At the same time I was beginning clinical practice in a busy, high volume clinic where I was fortunate to be exposed to a lot of different cases within a relatively short period of time. The one thing I continued to hear from new patients was that their previous chiropractic experience had helped...for a while...but then their pain came back.
Using the treatment methods and protocols I had learned in school, I found that while I was able to help a broad swath of the population to some degree, when it came to managing cases that were either extremely acute (meaning the patient was in severe pain) or were particularly stubborn and which the patient had had for a long time, the standard chiropractic approach proved to be frustratingly inadequate.
With my desire for improved clinical outcomes, I continued my quest, searching for the who’s-who’s and ‘best-of-the-best’ at ‘fixing’ musculoskeletal disorders. It mattered little me what field or discipline the treatment approaches came from; I was only interested in figuring out who was getting results.
This quest led me to the work of internationally renowned spine researcher and low back expert Stuart McGill, along with the well-know physiotherapist Robin McKenzie’s work out of New Zealand. Some of my other recent influences include the work of Karel Lewit M.D. and the Pain Science Education (PNE) work of Lorimer Moseley and David Butler. It will be a lifelong quest to continually improve my clinical skill set to achieve better, faster, longer lasting results for my patients.

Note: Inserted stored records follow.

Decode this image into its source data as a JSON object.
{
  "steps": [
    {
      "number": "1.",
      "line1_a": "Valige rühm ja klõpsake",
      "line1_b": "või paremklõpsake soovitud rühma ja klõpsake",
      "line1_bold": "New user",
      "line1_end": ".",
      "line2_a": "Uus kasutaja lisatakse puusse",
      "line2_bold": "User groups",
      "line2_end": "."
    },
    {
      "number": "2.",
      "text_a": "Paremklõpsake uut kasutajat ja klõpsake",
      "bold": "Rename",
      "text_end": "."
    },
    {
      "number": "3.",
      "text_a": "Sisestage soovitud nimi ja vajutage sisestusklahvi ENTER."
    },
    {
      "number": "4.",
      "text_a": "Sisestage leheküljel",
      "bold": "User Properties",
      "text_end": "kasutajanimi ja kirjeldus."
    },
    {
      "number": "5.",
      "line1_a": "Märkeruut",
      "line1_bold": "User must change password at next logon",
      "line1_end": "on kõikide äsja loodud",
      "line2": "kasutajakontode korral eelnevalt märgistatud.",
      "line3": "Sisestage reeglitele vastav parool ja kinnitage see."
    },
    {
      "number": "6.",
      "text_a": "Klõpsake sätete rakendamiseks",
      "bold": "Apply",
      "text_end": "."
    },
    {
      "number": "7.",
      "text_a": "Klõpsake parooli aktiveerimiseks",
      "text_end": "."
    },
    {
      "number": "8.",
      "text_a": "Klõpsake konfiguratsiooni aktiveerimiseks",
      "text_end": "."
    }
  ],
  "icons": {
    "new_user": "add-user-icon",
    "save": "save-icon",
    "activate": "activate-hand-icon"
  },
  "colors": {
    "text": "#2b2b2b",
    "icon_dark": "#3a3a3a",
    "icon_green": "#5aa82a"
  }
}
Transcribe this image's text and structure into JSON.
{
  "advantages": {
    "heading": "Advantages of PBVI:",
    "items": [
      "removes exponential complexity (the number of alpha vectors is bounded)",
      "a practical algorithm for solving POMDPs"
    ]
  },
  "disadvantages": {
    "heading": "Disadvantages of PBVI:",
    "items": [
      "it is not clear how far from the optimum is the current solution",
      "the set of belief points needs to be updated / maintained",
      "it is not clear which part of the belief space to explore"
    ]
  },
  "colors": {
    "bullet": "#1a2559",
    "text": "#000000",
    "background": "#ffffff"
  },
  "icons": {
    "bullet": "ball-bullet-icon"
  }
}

What Makes My Approach Different
Certainly the hybrid approach that I have begun writing about above is one way in which I think my care is unique; another thing that I think makes it different is the strong emphasis it places on patient education, empowerment and autonomy. While the benefit of various kinds of manual therapy is without debate, I place much greater emphasis on active rather than passive care. This means educating patients on simple self-treatment methods and preventative measures they can take to manage their own spinal health. This reduces healthcare cost both for them as well as our healthcare system as a whole.